Türkiye’nin ilk etapta verdiği tepkiler gayet yerindeydi. Seçilmiş bir kişinin görevine askeri darbe ile son verilmesi elbette kabul edilebilir bir durum değildi. Darbeye karşı açıklamalar yapılması tabi ki gerekiyordu. Ancak iktidar Mısır’da gerçekleşen bu darbeye karşı duruş sergilerken, bir süre sonra sorunu iç politik gündemin ana konusu haline getirdi. Mısır’da yaşananlar üzerine kampanyalar oluşturdu. Hatta Mursi görevdeyken AK Parti’nin 4. Büyük Olağan Kongresi’ne bile davet edilmiş ve katılmıştı.
Mısır halkının direnişi ifade eden Rabia sembolü ile miting alanları süslendi. İktidar her halka kapalı ve açık toplantısında bu sembol ile kendisini tanımladı. Hatta seçim propagandalarında kendi adayları kazanamadığı takdirde Sisi’nin kazanacağı söylemlerine kadar işi ileri götürdü. Bütün bu süreçler yaşanırken gelinen durumun devlet aklı ile uyuşmadığını, yerinde ama daha makul süreç yönetimine ihtiyaç duyulduğunu söyleyenler ise doğrudan Sisi taraftarları olarak ilan edildi. Çünkü 100 milyonu aşan Mısır halkı ile irtibatı toptan kesmek, hem Mısır hem de Türkiye için doğru değildi. Bundan başkalarının istifade edeceği çok açıktı. Ortada bir kriz olduğu doğruydu ama iktidar krizi yönetmiyor, krizden politik menfaat sağlamayı hedefliyordu. Yıllar içinde iktidarın bu yaklaşımının Türkiye ve bölge açısından ne denli sorunlar oluşturduğu ortaya çıktı. Libya’da yaşanan tartışmalı gündem sırasında, Türkiye ile Mısır’ın bir sıcak savaş yaşayabileceğine dair tartışmalar bile yapıldı. Hatta her iki ülkenin askeri gücü, elde bulunan silah envanterleri üzerinden masaya yatırıldı. Yaşanan ayrışma bununla da kalmadı. Mısır hem Yunanistan, hem de Güney Kıbrıs Rum Kesimi (GKRY) ile Deniz Yetki Alanlarının Sınırlandırılması Anlaşması imzaladı. Akdeniz gazının, sıvılaştırılmış gaz (LNG) olarak Mısır üzerinden Avrupa’ya taşınması ile ilgili İsrail ile boru hattı anlaşmaları yapıldı. Yine bu süreçte ticaret zaman zaman sıkıntılı zamanlar yaşadı. Gerek konteynır taşımacılığı, gerekse de RO-RO (Roll on - Rolloff / Tekerlekli vasıtaların gemilerle bir yerden bir yere taşınması) seferlerinin tanzimi konusunda engellemeler ortaya çıktı.

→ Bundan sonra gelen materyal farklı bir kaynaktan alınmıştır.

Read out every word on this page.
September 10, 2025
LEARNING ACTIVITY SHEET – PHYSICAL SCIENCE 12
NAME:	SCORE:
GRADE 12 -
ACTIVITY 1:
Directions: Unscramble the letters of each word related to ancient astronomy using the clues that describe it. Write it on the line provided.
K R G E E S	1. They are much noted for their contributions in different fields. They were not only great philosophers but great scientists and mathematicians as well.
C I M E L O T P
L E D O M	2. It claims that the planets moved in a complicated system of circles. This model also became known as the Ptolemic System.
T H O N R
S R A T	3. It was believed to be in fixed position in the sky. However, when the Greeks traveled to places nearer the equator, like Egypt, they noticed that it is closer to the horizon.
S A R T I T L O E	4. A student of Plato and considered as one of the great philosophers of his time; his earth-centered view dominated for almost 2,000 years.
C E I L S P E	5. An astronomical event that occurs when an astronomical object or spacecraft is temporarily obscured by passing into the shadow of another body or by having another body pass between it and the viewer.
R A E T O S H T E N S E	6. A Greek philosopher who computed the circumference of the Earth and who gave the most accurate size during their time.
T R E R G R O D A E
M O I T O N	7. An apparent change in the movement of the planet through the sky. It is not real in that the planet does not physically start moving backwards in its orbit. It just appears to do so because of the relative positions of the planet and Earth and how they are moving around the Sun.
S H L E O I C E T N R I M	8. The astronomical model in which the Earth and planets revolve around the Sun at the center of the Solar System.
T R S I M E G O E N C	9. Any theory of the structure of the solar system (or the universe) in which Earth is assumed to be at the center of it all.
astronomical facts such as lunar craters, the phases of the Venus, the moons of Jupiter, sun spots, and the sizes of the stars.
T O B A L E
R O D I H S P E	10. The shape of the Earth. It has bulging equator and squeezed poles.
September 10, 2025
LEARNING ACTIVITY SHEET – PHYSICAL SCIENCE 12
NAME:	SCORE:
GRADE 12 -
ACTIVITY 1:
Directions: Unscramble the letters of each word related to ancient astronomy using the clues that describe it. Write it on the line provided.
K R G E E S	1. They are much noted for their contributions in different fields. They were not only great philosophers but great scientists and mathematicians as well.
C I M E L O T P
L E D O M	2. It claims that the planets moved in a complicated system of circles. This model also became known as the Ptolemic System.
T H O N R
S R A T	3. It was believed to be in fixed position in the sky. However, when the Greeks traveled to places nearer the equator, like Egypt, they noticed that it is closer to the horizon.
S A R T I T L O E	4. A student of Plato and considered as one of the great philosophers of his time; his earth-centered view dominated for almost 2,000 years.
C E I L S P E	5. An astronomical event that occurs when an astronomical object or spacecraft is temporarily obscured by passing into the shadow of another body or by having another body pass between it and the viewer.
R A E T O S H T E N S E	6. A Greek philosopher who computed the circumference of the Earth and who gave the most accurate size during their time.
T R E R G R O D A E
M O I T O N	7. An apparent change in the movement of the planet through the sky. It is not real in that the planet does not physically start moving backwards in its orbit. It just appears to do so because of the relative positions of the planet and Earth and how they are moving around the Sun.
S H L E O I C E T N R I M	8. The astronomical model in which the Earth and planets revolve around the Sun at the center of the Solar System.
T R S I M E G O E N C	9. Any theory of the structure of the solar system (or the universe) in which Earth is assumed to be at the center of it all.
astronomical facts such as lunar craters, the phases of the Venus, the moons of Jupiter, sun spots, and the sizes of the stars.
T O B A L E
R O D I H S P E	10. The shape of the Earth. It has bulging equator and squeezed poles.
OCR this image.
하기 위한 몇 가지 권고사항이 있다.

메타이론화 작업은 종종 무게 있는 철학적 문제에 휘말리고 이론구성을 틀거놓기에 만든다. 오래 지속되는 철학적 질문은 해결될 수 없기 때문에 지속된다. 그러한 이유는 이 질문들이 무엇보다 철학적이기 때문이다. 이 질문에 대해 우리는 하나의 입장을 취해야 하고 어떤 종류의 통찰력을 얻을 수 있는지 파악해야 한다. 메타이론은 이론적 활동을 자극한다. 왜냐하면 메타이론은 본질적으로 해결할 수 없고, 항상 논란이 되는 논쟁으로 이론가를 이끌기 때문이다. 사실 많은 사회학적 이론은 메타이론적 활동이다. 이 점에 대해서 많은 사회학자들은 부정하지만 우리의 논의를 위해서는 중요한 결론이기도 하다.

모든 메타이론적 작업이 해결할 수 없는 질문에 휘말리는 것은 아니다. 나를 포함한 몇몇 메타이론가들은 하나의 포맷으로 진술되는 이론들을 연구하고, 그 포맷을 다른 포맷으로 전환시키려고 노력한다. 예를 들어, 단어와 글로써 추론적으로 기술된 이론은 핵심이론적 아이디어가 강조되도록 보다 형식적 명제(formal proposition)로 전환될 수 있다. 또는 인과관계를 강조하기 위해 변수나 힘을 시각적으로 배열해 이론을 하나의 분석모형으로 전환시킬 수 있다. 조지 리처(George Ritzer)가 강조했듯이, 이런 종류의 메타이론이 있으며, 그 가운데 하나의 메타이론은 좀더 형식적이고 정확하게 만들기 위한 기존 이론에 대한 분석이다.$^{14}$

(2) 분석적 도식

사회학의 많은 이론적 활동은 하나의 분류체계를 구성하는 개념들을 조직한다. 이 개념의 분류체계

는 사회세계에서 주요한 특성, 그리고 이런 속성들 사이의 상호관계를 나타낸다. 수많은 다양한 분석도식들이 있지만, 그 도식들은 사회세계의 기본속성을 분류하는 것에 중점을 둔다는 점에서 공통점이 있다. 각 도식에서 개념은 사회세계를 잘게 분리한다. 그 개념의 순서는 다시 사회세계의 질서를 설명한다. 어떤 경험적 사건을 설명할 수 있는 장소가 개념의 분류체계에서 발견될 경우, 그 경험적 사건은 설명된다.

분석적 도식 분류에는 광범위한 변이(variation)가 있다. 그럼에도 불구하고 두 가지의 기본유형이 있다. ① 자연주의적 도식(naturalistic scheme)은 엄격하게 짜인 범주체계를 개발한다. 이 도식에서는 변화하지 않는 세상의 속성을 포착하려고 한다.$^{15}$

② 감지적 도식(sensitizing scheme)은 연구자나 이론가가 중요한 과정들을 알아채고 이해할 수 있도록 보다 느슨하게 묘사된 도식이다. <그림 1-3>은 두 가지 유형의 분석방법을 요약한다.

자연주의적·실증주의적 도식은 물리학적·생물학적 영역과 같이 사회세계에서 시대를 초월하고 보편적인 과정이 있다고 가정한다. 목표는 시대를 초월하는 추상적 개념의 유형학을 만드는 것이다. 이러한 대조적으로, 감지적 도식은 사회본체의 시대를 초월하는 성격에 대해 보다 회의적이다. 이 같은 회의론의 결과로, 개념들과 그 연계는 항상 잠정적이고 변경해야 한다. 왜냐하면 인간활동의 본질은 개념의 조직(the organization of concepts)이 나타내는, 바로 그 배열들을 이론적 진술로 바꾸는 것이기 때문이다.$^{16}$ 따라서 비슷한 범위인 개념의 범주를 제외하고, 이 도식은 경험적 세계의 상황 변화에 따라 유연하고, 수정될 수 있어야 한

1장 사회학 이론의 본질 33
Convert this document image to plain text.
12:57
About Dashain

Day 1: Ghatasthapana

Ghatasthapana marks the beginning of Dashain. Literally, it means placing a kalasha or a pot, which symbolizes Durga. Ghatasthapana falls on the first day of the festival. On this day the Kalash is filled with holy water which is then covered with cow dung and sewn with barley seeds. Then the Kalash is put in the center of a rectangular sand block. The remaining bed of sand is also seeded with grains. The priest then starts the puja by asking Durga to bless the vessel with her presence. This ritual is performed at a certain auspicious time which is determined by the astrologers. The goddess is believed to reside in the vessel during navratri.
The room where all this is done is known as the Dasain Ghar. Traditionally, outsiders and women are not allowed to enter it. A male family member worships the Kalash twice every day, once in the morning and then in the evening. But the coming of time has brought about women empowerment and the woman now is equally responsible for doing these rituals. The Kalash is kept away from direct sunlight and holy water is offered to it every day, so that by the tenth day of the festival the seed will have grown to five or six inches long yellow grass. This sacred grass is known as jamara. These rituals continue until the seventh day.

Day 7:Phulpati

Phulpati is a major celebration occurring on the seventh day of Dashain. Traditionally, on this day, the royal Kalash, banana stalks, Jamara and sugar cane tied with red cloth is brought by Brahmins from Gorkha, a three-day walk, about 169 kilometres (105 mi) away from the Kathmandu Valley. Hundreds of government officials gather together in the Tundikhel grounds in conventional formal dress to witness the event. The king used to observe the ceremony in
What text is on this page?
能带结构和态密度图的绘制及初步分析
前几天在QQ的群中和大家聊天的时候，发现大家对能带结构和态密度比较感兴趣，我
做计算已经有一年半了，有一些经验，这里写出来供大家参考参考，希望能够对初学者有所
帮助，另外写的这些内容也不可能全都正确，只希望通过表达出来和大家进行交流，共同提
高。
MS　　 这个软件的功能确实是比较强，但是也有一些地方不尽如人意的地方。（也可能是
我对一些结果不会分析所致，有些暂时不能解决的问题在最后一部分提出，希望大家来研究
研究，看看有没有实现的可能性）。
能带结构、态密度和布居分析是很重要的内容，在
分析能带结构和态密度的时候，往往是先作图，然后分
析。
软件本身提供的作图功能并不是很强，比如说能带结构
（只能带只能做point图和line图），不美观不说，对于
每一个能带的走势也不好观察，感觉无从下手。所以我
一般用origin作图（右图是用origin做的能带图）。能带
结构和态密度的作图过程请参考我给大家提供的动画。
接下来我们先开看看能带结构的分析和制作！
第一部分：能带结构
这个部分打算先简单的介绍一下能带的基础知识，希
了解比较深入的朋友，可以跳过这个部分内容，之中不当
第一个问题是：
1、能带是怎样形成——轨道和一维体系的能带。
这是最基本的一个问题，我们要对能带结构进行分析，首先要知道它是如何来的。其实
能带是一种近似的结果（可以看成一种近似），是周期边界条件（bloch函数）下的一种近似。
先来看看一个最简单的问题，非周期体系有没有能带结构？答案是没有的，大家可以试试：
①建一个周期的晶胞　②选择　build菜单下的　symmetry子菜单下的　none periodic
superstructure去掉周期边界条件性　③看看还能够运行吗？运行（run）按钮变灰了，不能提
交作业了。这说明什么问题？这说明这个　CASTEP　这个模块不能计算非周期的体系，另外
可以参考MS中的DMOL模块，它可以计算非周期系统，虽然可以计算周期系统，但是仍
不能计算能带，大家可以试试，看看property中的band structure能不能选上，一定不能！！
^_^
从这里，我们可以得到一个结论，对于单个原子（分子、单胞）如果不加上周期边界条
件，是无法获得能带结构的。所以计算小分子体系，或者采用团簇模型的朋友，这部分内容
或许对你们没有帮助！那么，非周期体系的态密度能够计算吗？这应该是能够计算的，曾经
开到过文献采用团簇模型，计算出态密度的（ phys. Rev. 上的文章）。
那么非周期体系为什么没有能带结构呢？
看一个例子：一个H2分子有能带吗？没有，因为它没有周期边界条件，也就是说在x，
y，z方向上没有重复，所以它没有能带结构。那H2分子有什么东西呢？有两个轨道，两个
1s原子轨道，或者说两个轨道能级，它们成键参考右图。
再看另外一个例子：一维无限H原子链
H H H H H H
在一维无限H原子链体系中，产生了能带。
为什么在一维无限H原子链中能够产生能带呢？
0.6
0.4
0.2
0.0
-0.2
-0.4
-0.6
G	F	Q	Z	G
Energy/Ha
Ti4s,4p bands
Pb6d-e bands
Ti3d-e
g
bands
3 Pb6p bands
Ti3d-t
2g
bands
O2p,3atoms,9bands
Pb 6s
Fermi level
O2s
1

Yaşanan bu gelişmeler ile birlikte Türkiye dış politikasını “değerli yalnızlık” olarak tarif etmeye başladı. Bu stratejinin ne Mısır’da zulme uğrayan halkın dertlerine, ne de Türkiye’nin bölgesel ve küresel menfaatlerine uygun olmadığı belliydi. Türkiye’nin bu dil ve yaklaşımı Müslüman Kardeşler teşkilatının da içindeki fikir ayrılıklarını tetikledi. Türkiye ile karşı karşıya gelmek istemeyenler farklı tutum içine girdiler. Oysa bundan önce defalarca darbeye maruz kaldıkları için sorunla nasıl baş edeceklerine dair zihni bir altyapıları vardı. Genellikle Türkiye ve Katar’a sığınmış olmaları ve iktidarlarla ters düşmek istememeleri neticesinde içerdeki ayrışmada daha sert duruşlar sergilediler. Aslında son verilen fotoğraf en çok da onları şaşkınlığa sevk etmiş oldu.
Bütün bu olup bitenler çerçevesinde, yaşanan bütün olumsuzluklara rağmen Mısır ile ilişkilerin normalleşmesi hem tarafların, hem Mısır içinde baskı altında yaşam mücadelesi veren, mağdur edilen insanların, hem de bölgenin tamamının hayrınadır. Ancak dün ****ni ve itidal tavsiye edip, ilişkilerin tamamen kesilmemesi gerektiğini söylediğimizde bizleri eli kanlı diktatörlere destek vermekle itham edenleri, gelinen son durum karşısında -hâlâ varsa- önce kendi vicdanlarına sonra da milletimizin yüksek takdirlerine havale ediyoruz.